The movie, the numbers, the wrinkle

Timothée Chalamet stars as a young Marty Mauser, a swaggering table-tennis phenom inspired by real-life showman Marty Reisman. This is Josh Safdie’s first solo directorial feature after the split with Benny, and it clocks in at a full 150 minutes. As of now, it’s sitting at 96% on the Tomatometer and a 7.7 on IMDb. It’s an A24 joint and opens in the U.S. on December 25, 2025.

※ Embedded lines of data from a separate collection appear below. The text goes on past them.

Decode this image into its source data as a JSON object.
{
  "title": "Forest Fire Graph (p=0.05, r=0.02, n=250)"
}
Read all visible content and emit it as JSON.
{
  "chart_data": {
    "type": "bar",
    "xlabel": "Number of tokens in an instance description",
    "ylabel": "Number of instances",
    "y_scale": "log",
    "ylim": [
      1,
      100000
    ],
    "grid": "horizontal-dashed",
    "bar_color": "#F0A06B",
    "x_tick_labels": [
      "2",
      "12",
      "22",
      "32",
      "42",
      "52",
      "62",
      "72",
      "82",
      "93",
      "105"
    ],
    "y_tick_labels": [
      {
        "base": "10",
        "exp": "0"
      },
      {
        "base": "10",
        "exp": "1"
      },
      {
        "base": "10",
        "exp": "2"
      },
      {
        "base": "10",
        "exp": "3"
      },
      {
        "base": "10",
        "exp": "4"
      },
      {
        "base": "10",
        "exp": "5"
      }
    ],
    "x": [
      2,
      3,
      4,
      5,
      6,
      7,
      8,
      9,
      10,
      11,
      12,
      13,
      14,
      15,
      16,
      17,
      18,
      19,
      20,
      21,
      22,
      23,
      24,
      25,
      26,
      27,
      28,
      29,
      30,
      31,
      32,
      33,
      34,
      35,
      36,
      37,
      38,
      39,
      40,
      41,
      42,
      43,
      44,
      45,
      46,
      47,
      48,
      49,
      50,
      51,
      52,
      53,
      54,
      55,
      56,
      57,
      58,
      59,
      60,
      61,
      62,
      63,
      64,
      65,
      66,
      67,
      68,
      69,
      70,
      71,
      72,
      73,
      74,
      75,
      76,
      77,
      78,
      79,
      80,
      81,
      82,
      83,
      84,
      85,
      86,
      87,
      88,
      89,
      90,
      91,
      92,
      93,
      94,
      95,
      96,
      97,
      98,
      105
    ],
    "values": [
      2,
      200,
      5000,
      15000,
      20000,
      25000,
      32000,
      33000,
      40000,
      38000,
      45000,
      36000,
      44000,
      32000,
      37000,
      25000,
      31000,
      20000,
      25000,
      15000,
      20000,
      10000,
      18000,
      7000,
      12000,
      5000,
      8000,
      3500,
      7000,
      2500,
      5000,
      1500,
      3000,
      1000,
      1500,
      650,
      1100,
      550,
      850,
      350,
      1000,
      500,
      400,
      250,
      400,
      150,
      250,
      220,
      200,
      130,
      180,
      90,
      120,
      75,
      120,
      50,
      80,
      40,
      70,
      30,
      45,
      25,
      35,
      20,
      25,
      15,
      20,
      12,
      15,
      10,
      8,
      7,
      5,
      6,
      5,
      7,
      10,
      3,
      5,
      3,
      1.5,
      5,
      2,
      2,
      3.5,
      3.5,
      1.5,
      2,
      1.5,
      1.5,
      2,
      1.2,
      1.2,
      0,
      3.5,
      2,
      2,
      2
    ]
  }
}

Not your standard biopic (by design)

Here’s the twist: Marty Supreme isn’t a strict cradle-to-grave telling. Safdie uses Reisman as a springboard and then imagines a bolder, bigger version of table tennis itself. That lets him crank up the obsession, desperation, and ambition without being chained to a history lesson. He’s been upfront about that approach:

"I wanted to honor Marty Mauser’s dream to make it the greatest sport in the world. I like imagining an alternative path of history where the sport did become as big as tennis, and I had to act that way because I was making it from Marty’s point of view."

That creative leeway pays off in how the movie moves: the opening and closing beats reportedly play like a classic sports story, while the middle goes full Safdie-chaos, the jittery, nerve-jangling energy of Good Time and Uncut Gems.

Early buzz, distilled

  • Critics keep calling it one of 2025’s best, with some saying it’s the most purely entertaining movie of the year.
  • Multiple early reactions say the film locks you in instantly and never lets go; Chalamet is being singled out as career-best.
  • One reviewer who writes for Slant Magazine said it’s the first time they’ve ever awarded a full four stars there, and called it a dazzling culmination for both Safdie and Chalamet.
  • Across the board: raves for the cinematography, the score, and the performances, with more than a few people angling for Chalamet to start clearing space on the shelf.

The brothers’ split screen

It’s a little wild that the Safdie breakup led to both brothers tackling biopics in the same season. Benny’s The Smashing Machine, fronted by Dwayne Johnson, got a middling response, mostly for sticking too close to the formula. Josh, meanwhile, zagged hard with a fictionalized, alt-history riff and is getting rewarded for it.

A real Best Actor shot for Chalamet

The awards conversation has already started. Johnson’s early Oscar buzz dimmed alongside The Smashing Machine’s reviews, but Chalamet’s momentum is pointed in the opposite direction. He’s already got two Academy Award nominations on his resume, including one for last year’s A Complete Unknown, and early reaction says Marty Supreme could be his strongest work yet. The competition is no joke, though: Michael B. Jordan in Sinners, Leonardo DiCaprio in One Battle After Another, and a returning Daniel Day-Lewis are all in the mix. Still, given the response so far, this might be Chalamet’s cleanest path to a Best Actor win.

Bottom line: this is not a dutiful bio, it’s a swaggering, high-gloss fever dream about a guy who wants to turn ping-pong into the Super Bowl. If that sounds like your thing, Christmas Day is circling the calendar.